Raus aus der Ecke

#MeToo Was die Sexismusdebatte mit dem Wahlrecht zu tun hat
Ausgabe 10/2018
Althistorikerin Mary Beard zeigt auf, wie weit zurück die Tradition reicht, Frauen zum Schweigen zu bringen
Althistorikerin Mary Beard zeigt auf, wie weit zurück die Tradition reicht, Frauen zum Schweigen zu bringen

Foto: Agencia EFE/Imago

Das erste Gebot der Frauen war das Schweigen. „Die Rede gebühret den Männern, und vor allen mir. Denn mein ist die Herrschaft im Hause“, erklärt schon der minderjährige Telemachos seiner eigenen Mutter Penelope in einem der ältesten Texte Europas, Homers Odyssee. Die Fähigkeit und das Recht zur öffentlichen Rede zeichneten den wahren Mann aus, wie Althistorikerin Mary Beard soeben wieder in „Frauen und Macht“ anschaulich beschreibt. Am heutigen 8. März soll das Buch erscheinen. Penelope dagegen wird seit Jahrtausenden an den heimischen Webstuhl und ins Schweigen zurückgeschickt.

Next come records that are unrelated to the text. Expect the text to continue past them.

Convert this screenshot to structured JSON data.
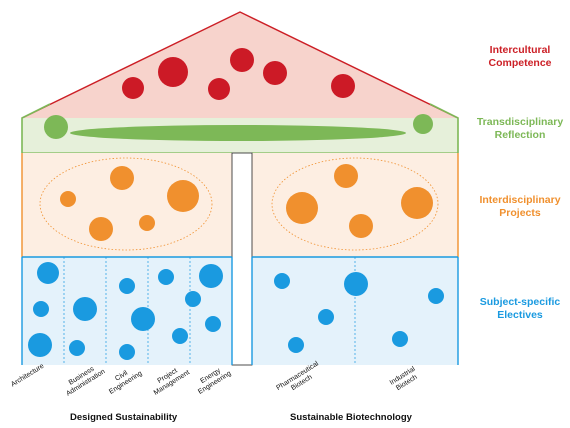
{
  "layers": [
    {
      "id": "roof",
      "label": "Intercultural\nCompetence",
      "color": "#cc1f26"
    },
    {
      "id": "beam",
      "label": "Transdisciplinary\nReflection",
      "color": "#7db857"
    },
    {
      "id": "projects",
      "label": "Interdisciplinary\nProjects",
      "color": "#f0902e"
    },
    {
      "id": "electives",
      "label": "Subject-specific\nElectives",
      "color": "#1a9ae0"
    }
  ],
  "columns_left": [
    "Architecture",
    "Business\nAdministration",
    "Civil\nEngineering",
    "Project\nManagement",
    "Energy\nEngineering"
  ],
  "columns_right": [
    "Pharmaceutical\nBiotech",
    "Industrial\nBiotech"
  ],
  "groups": {
    "left": "Designed Sustainability",
    "right": "Sustainable Biotechnology"
  }
}
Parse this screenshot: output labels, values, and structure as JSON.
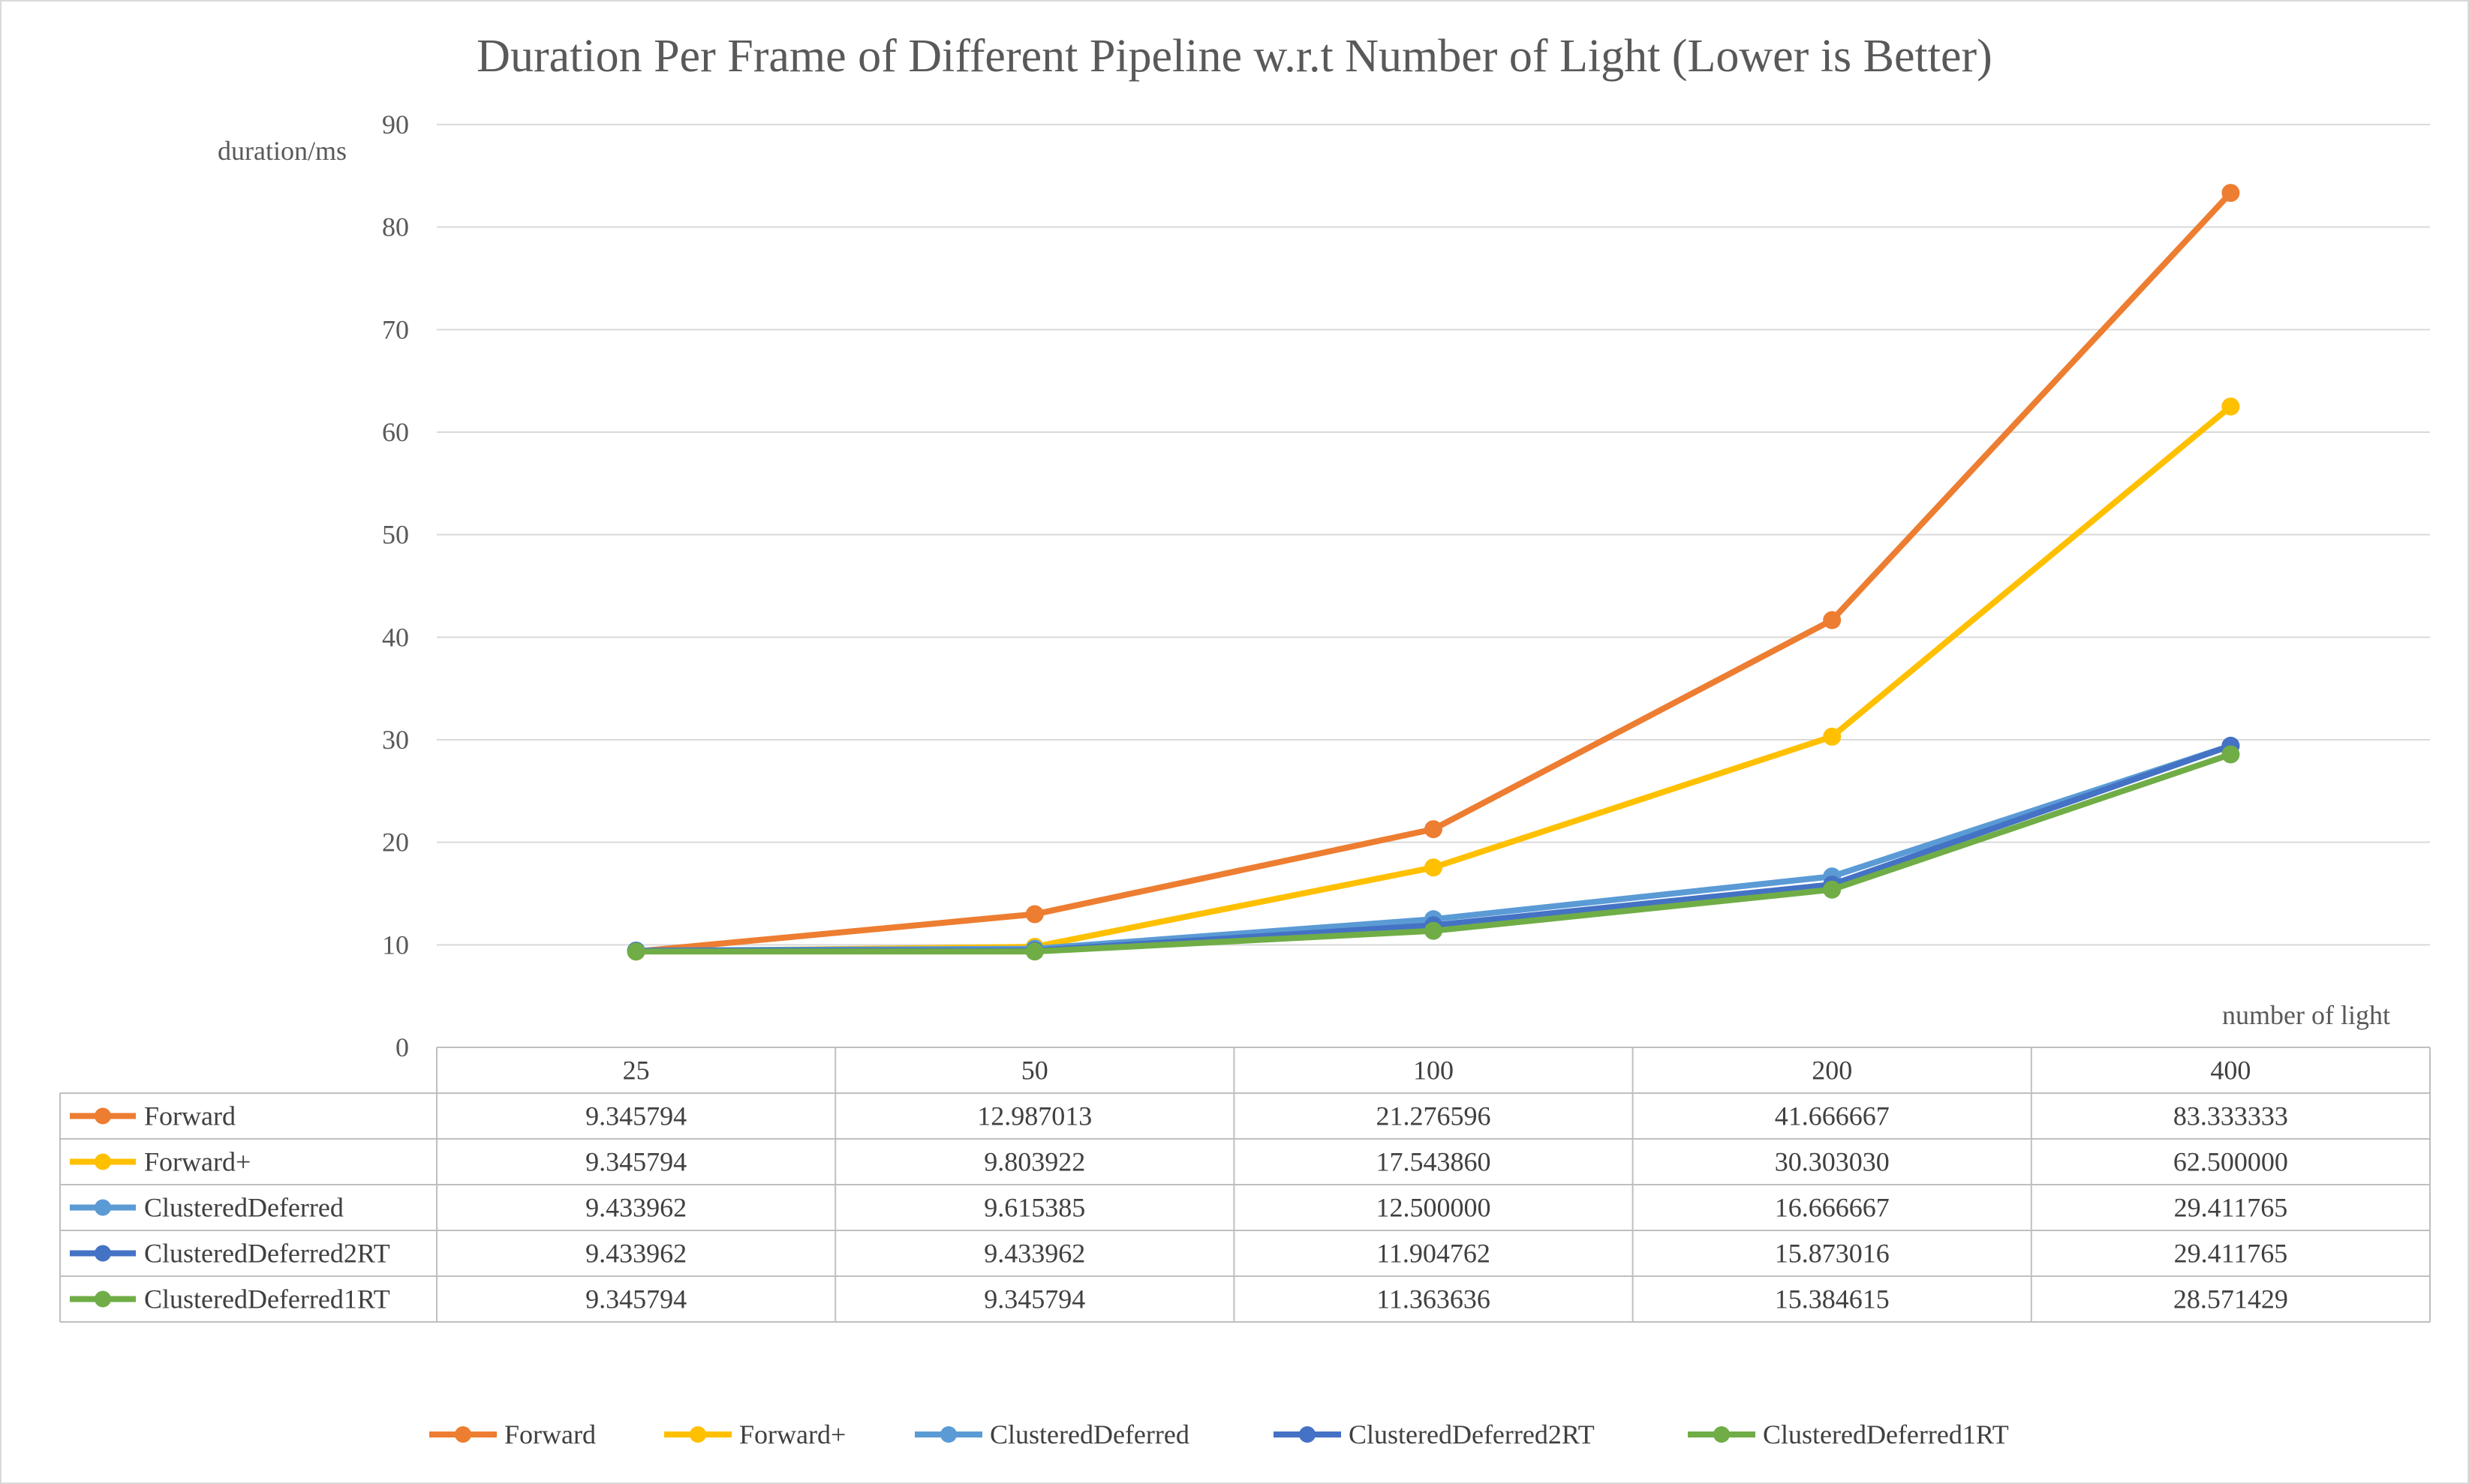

Denn wer seine Stimme erhebt, erhebt den Anspruch auf Gleichheit. „Hör mir zu“, bedeutet: Für die Dauer meiner Rede sollst du schweigen. Erkenne mich als jemanden an, dessen Gedanken genauso wichtig sind wie deine. Das kann jemand, der seine Herrschaft sichern möchte, sich nicht bieten lassen. Und so kann der Mann heute noch auf Amazon für 14,95 Euro eine sprechende Frauen-Fernbedienung erstehen, deren erste Anweisung noch vor: „Hol mir ein Bier“ und „Quickie“ lautet: „Schweig, Weib!“

100 Jahre Frauenwahlrecht

1918, vor einhundert Jahren, durften in Deutschland Frauen das erste Mal an die Wahlurne treten. Grund genug für die Freitag-Redaktion, zum Internationalen Frauentag die Hälfte dieser Ausgabe der Hälfte der Menschheit zu widmen: Frauen. Eine Ausgabe, die das Jubiläum von 100 Jahren Frauenwahlrecht zum Anlass nimmt, um sowohl an den Kampf von Frauen- und Wahlrechtlerinnen in Deutschland, England und der Schweiz zu erinnern als auch den Blick über die Historie hinaus zu weiten. Wir rücken den Druck, dem Frauen heute ausgesetzt sind, in den Fokus:

Wie sie es auch anstellen, irgendetwas daran ist immer falsch. Warum? Weil es kein eindeutiges Frauenbild gibt, so wie noch vor einigen Jahrzehnten? Dafür gibt es jede Menge vorherrschende, meist eindimensionale Zuschreibungen: Weibchen mit Kernkompetenz für Kinder, Küche, Vorgarten. Oder machthungrige Karrierefrauen, denen feminine Eigenschaften abhandengekommen sind.

Haben Frauen eine andere Wahl? Dürfen sie einfach so sein, wie sie nun mal sind: stark, schwach, Mutter, kinderlos, Chefin, Hausfrau? So unterschiedlich also wie das Leben selbst? Und eine Wahl jenseits der fakultativ-obligatorischen Möglichkeit, über den Bundestag, ein Kommunal- oder Landesparlament mitzuentscheiden?

Lesen Sie selbst!

Seitdem man Frauen nicht mehr einfach für minderwertig erklären kann, wird die Strategie diversifiziert. Man würde ja die Frauen ernst nehmen, aber leider, leider gibt dieses Exemplar hier nichts Vernünftiges von sich. Sie hat nun zwar eine Stimme, aber sie hat nicht recht. Und so wird mansplained, also unterbrochen, gelacht, es werden die Augen verdreht und – und das ist heute der Kern männlicher Herrschaft: Man hört ihr einfach nicht zu.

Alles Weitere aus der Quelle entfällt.